Summary: We migrated SortMyBox to a new application container at 1:31 AM PDT on Sunday, July 28th. Our service became non-operational as of 8:23 AM PDT Sunday morning due to a bug on our hosting platform that led to our usage quota being exhausted. We reached out to our hosting provider and with their assistance were able restore service at 12:10 AM PDT Monday, July 29th. Your data was backed up and safe at all times during the incident.
The Migration
We host SortMyBox on Google Appengine which offers two alternate data storage modes — Master/Slave and High-Replication. While both modes have built-in redundancy and fail safe mechanisms, the High-Replication mode offers better protection against data loss and unplanned downtime. We were initially setup to use the Master/Slave datastore and wanted to take advantage of the reliability benefits of High-Replication. So, Saturday night around midnight PDT, we started the migration process. By 1:31 PDT the process was complete and our application was operating smoothly in the new environment. We had some beers and went to sleep.
The Downtime
At 8:23 AM next morning we awoke to the sound of error notifications flooding our inbox. We quickly discovered that the application was unable to perform any datastore operations because we had apparently exhausted our usage quota. This was quite odd because we budget for 20x usage to accommodate for spikes.

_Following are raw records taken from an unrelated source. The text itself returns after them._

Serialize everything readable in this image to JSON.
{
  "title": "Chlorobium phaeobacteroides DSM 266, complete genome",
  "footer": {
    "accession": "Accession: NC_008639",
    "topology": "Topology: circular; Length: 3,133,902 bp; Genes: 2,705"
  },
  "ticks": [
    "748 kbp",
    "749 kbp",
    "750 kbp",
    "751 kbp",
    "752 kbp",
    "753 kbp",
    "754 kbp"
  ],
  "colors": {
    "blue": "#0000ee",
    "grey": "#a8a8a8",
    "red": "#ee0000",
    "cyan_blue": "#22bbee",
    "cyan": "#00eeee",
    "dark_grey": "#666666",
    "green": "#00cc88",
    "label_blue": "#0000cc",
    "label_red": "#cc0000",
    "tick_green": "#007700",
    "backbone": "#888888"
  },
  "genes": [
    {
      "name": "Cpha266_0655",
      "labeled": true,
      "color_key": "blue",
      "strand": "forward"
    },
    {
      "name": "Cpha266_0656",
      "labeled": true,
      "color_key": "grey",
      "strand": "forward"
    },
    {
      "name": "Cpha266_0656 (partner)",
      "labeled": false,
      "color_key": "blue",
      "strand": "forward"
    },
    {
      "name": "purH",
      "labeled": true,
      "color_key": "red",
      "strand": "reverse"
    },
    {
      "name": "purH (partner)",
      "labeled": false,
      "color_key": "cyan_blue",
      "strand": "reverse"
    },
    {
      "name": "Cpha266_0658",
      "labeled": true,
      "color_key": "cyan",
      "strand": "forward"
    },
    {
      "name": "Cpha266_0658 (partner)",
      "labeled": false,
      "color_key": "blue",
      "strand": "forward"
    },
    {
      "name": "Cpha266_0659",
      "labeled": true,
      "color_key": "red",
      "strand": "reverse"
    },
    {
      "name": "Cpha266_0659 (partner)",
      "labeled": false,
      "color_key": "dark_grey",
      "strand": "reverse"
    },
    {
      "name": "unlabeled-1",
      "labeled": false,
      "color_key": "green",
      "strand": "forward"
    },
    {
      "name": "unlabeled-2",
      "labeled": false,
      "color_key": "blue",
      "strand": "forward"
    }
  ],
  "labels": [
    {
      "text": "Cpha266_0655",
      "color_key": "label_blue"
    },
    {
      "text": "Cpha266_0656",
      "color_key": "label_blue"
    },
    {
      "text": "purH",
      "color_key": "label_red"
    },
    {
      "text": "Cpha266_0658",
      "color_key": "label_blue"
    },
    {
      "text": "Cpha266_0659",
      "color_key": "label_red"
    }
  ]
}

We quickly noticed that the billing status of the new application container was stuck in “Activating Billing” which made it impossible for us to make any changes to restore operations.
We reached out to Google Appengine for help via multiple channels and on Monday July 29th, 12:09 AM PDT the billing status issue was resolved. We enabled user logins at 12:10 AM and after verifying data integrity enabled all remaining background processes at 12:35 AM. We want to highlight that your data was backed up and safe at all times during the incident.
Thank you for bearing with us while we were working to restore service, and sorry for any inconvenience this might have caused.